Whether he actually does so will be for ministers to decide. The Government’s view (notably one never endorsed by Parliament) is that civil servants appearing before committees do so as representatives of ministers and under their instruction. Consequently, it is for ministers to decide which civil servant should represent them or whether they would prefer to appear themselves, which could be a possibility in this instance.
It is not clear whether the Home Affairs Committee would actually go as far as reporting a civil servant to the House for contempt when their failure to answer questions could have been because they were following ministerial instructions. But the fact that the Home Affairs Committee went as far as excusing Mr Robbins from an evidence session demonstrates that select committees' longstanding frustrations about their ability to extract information from government and hold civil servants to account – which we have discussed previously – continue to be unresolved.

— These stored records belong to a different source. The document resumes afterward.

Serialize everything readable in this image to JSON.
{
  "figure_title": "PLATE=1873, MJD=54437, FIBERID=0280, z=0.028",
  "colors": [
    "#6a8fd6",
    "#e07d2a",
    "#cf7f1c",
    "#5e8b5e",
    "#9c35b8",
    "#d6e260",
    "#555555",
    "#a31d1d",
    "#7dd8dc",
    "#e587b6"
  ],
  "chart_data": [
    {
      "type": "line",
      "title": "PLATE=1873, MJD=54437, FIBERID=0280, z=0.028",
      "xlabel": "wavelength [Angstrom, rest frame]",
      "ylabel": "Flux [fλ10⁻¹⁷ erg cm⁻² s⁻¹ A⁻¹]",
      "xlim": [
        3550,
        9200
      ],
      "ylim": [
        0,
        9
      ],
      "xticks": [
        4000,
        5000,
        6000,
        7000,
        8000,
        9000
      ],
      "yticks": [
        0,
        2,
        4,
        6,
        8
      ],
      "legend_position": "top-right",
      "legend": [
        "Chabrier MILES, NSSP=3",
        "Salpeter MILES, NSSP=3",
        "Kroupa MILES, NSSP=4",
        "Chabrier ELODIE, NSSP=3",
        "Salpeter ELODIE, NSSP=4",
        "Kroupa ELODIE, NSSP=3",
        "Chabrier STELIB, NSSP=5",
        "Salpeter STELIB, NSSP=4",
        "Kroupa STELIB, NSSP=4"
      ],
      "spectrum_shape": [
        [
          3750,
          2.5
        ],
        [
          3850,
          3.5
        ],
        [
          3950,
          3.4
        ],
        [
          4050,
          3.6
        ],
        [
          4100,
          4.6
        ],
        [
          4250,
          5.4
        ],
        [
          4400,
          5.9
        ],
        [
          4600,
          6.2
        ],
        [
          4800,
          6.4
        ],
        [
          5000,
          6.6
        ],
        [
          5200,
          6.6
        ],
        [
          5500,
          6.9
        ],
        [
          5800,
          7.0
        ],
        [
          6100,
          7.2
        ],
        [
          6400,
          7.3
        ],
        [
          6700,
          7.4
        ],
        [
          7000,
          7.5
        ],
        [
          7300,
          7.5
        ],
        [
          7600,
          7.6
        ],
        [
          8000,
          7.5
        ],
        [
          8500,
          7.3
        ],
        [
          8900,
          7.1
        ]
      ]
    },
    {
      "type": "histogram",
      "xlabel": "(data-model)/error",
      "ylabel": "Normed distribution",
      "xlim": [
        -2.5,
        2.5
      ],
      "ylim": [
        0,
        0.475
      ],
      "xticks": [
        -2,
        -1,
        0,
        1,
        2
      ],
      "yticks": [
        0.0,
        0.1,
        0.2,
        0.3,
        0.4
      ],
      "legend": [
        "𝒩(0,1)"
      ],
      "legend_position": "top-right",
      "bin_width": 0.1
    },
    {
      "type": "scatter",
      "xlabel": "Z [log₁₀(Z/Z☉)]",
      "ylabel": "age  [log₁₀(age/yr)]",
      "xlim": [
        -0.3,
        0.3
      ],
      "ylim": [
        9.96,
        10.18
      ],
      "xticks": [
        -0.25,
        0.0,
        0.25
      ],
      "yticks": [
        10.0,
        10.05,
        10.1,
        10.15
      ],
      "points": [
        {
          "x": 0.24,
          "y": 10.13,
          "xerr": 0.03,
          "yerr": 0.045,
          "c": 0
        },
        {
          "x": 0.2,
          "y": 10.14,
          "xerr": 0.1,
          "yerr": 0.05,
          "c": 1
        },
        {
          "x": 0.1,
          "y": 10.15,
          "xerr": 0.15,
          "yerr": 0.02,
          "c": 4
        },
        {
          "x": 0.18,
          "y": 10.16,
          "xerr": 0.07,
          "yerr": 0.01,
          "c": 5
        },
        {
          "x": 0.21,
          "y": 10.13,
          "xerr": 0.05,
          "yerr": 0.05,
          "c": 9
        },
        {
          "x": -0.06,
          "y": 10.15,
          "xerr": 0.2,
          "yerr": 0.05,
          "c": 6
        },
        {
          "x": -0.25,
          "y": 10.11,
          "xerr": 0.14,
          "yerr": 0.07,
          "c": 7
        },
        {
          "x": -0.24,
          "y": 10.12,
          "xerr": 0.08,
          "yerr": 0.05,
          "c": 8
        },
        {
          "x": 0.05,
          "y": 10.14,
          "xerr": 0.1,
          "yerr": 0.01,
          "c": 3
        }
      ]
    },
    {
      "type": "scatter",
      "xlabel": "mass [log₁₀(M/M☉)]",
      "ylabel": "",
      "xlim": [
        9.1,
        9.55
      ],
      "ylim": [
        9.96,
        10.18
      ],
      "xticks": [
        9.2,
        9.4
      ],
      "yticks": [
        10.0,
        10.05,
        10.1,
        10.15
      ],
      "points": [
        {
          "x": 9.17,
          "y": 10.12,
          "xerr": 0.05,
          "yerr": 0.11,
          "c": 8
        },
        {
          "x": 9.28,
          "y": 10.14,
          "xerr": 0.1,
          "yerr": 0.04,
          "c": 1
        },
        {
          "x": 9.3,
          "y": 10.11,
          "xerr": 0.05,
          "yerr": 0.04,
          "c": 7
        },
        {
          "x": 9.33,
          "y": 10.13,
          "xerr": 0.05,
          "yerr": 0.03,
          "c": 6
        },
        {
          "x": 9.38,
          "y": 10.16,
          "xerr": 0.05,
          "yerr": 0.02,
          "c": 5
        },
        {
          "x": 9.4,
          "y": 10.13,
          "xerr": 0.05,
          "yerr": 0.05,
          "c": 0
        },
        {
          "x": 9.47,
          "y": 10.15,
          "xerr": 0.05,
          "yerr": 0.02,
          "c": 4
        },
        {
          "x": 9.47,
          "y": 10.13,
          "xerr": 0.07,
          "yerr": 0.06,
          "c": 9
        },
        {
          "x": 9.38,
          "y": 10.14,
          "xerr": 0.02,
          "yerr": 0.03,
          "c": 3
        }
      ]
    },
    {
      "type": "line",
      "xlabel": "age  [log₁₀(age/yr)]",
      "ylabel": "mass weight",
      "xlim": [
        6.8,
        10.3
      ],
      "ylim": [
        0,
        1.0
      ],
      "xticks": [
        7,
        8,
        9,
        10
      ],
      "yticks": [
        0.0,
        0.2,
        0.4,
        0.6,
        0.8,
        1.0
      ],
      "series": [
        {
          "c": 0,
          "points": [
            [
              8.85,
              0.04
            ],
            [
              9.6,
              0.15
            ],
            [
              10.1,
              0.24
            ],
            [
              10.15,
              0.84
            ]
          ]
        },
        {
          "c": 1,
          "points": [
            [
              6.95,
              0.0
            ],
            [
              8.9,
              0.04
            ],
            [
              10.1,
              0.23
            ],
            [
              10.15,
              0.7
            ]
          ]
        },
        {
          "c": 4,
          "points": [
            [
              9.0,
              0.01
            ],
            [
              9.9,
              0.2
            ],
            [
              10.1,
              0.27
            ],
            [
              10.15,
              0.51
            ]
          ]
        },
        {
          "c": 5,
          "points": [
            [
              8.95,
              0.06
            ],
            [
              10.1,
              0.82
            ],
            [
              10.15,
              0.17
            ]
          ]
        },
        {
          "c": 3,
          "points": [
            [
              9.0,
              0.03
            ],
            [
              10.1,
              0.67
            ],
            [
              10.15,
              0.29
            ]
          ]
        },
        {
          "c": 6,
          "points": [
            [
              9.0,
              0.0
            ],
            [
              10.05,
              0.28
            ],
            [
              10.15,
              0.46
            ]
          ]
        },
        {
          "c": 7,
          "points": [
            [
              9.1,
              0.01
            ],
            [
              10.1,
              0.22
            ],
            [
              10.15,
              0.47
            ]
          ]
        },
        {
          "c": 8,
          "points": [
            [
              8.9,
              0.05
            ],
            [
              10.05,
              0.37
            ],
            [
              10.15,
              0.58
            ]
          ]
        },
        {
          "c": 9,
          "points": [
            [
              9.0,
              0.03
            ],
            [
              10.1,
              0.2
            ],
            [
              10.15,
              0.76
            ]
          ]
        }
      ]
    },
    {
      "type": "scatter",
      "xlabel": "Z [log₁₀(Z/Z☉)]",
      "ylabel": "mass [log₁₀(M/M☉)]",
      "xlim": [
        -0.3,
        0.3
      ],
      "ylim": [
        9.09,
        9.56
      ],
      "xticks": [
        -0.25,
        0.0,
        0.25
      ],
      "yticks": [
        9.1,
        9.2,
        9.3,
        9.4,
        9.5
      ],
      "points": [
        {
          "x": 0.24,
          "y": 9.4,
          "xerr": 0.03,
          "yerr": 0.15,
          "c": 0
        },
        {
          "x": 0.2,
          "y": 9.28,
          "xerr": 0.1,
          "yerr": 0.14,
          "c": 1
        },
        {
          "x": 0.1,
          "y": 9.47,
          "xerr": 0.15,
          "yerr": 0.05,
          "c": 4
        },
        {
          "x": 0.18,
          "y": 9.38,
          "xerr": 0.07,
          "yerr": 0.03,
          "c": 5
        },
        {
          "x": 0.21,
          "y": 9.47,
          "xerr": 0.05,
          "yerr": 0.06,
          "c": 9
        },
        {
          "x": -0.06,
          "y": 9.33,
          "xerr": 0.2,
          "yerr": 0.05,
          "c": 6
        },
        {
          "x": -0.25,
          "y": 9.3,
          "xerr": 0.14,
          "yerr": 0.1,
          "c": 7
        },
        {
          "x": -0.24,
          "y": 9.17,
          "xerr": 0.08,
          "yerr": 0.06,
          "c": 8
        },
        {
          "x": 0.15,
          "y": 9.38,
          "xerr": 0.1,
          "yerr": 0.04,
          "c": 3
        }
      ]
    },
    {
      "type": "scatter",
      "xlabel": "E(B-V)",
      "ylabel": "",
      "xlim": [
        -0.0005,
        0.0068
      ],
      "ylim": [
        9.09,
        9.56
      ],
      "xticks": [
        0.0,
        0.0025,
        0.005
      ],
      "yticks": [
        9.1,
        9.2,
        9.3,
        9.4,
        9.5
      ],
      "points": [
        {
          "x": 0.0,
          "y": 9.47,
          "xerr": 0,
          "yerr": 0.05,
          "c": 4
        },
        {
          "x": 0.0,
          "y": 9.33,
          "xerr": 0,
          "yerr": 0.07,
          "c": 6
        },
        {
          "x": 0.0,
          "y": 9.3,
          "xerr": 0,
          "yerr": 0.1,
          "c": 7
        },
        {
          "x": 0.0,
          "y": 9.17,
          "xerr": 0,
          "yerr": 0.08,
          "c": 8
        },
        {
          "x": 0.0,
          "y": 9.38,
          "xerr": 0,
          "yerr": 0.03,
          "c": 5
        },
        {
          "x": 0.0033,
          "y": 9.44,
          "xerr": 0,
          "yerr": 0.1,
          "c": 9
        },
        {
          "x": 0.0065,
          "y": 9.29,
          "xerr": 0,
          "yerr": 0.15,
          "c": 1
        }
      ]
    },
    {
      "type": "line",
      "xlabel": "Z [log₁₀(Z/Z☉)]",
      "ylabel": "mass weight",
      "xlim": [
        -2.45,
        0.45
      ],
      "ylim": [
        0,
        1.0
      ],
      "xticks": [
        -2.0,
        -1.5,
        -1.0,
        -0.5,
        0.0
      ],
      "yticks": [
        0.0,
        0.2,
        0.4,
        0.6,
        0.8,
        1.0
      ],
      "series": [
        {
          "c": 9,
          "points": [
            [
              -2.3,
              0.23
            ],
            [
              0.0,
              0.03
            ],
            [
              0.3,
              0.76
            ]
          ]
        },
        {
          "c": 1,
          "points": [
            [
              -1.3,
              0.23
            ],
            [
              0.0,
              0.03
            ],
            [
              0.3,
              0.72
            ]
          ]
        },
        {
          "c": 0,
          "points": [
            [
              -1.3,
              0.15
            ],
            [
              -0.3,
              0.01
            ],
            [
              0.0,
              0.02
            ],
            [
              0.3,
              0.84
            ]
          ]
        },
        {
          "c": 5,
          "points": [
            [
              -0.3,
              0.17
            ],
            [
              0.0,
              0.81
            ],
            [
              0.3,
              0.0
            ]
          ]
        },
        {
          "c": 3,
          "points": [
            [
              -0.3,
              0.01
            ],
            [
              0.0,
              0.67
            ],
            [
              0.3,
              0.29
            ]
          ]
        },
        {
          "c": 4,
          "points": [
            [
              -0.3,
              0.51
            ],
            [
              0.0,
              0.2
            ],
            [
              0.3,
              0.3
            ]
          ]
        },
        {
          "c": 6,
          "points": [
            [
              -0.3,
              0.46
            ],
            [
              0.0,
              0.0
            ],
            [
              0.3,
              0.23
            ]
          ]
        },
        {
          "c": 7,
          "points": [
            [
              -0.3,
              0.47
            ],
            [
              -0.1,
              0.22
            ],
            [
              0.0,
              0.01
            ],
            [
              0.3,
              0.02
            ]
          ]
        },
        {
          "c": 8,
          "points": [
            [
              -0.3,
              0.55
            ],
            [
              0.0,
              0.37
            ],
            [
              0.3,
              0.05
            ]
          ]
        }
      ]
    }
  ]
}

What is more, if any committee were to report to the House that it believed a contempt had been committed, and the House agreed, it remains unclear what sanctions it would have at its disposal. Historically, those found guilty of contempts could be fined or imprisoned, but those sanctions have not been used by the Commons since 1666 and 1880 respectively. For all sorts of practical, legal and constitutional reasons, it is highly doubtful that the modern House would seriously consider this.
This situation has led some to argue that the sanctions available to Parliament need to be made explicit in legislation. Others contend that such a move could engage the European Convention on Human Rights (ECHR) and disturb the separation of powers between Parliament and the courts. The consequence has been that in recent decades committees have sought to avoid reporting potential contempts to the House precisely because such moves might end up exposing their own impotence. It remains to be seen what course either committee will follow.